While this study provides useful evidence regarding Australian formulas and thickening agents, there is the possibility of human error. This study used the IDDSI Flow Test to test the thickness of various infant formula/thickener combinations rather than a rheometer, which is recommended for examining thickened fluid properties [11]. The 10-s IDDSI Flow Test utilized throughout experimentation relies on accurate timing of the experimenter for stopping the flow, and measurements were taken visually by the experimenter, relying on accurate judgment and eyesight. As the processes employed in this study are subject to human error, the suggested recipes are intended as a guide for clinical practice. It is imperative that clinicians use their own expertise and conduct an IDDSI Flow Test at bedside if there is any doubt of suitability of a formula/thickener combination for the individual infant.

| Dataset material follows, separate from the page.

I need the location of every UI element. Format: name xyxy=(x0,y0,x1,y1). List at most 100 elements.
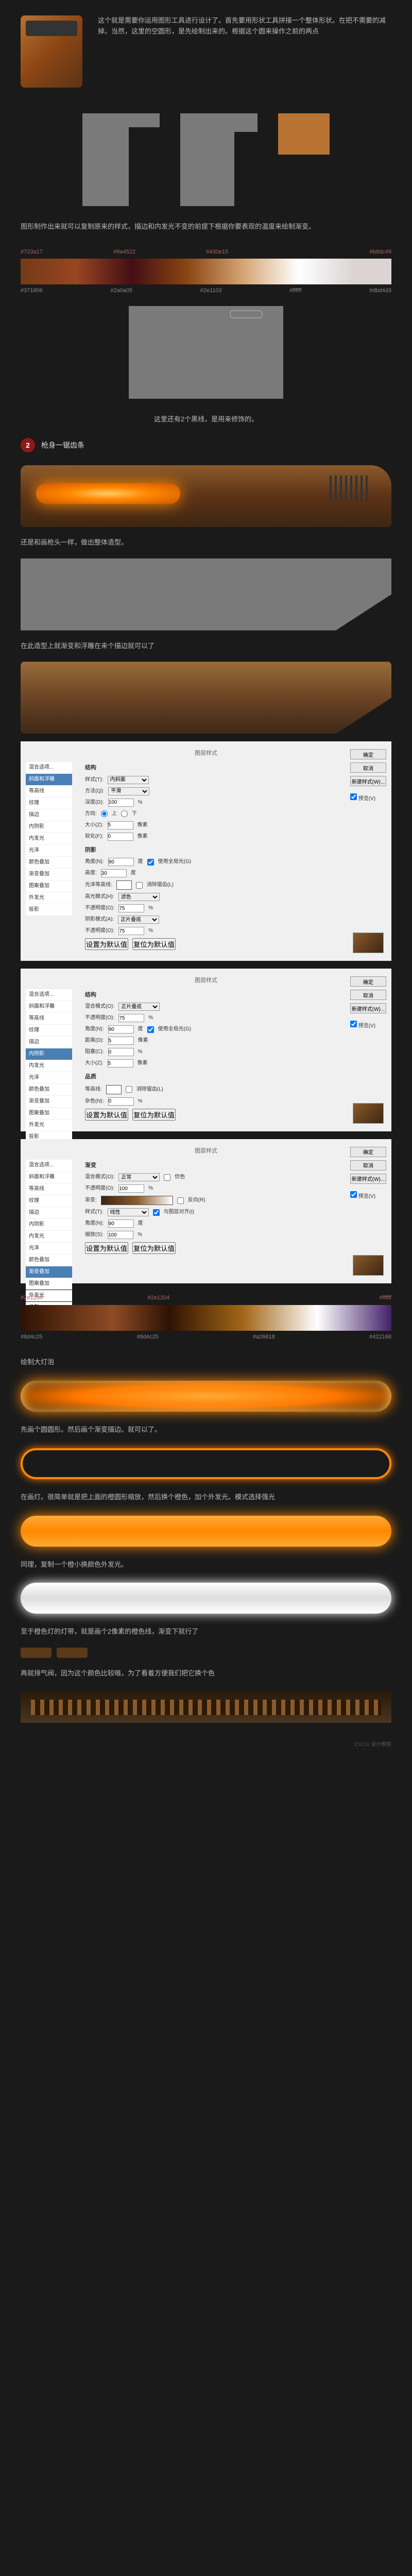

Besides the ratio of formula to thickener and the impact of time, it is known that temperature has an impact on fluid thickness [10, 19]. Throughout the experimental stage of the current study, the temperature of samples was monitored and remained at room temperature across all days of experimentation (23.7–25.3 °C). It is unclear whether this impacted the thickness of the samples as there was no equipment in place to control or measure temperature continuously throughout testing. Additionally, this study used hand shaking and whisking to mix formula and thickener samples, as per manufacturer instructions, and to mimic what might be done in a home environment. Other research has demonstrated that variability in thickness may occur with different mixing methods [17], and clinicians should consider that different results may occur if the proposed recipes are mixed using different methods. These are all variables to consider in future research in a well-resourced laboratory.

Conclusion

The results from this study provide practical recommendations for health care professionals working with infants who require Level 1 (slightly thick) formula for the management of dysphagia. Results proposed ideal formula/thickener ratios for room-temperature fluids and suggest waiting at least 10 min after initial mixing for thickened infant formula to reach an ideal thickness. Results also suggest that thickened formula can be reheated to room temperature to achieve a previously appropriate Level-1 (slightly thick) result. Given the variability of thickened infant formula, other management strategies to support reducing flow rate (i.e., external pacing, side-lying positioning, use of a slow flow nipple) should be considered prior to using powdered thickener.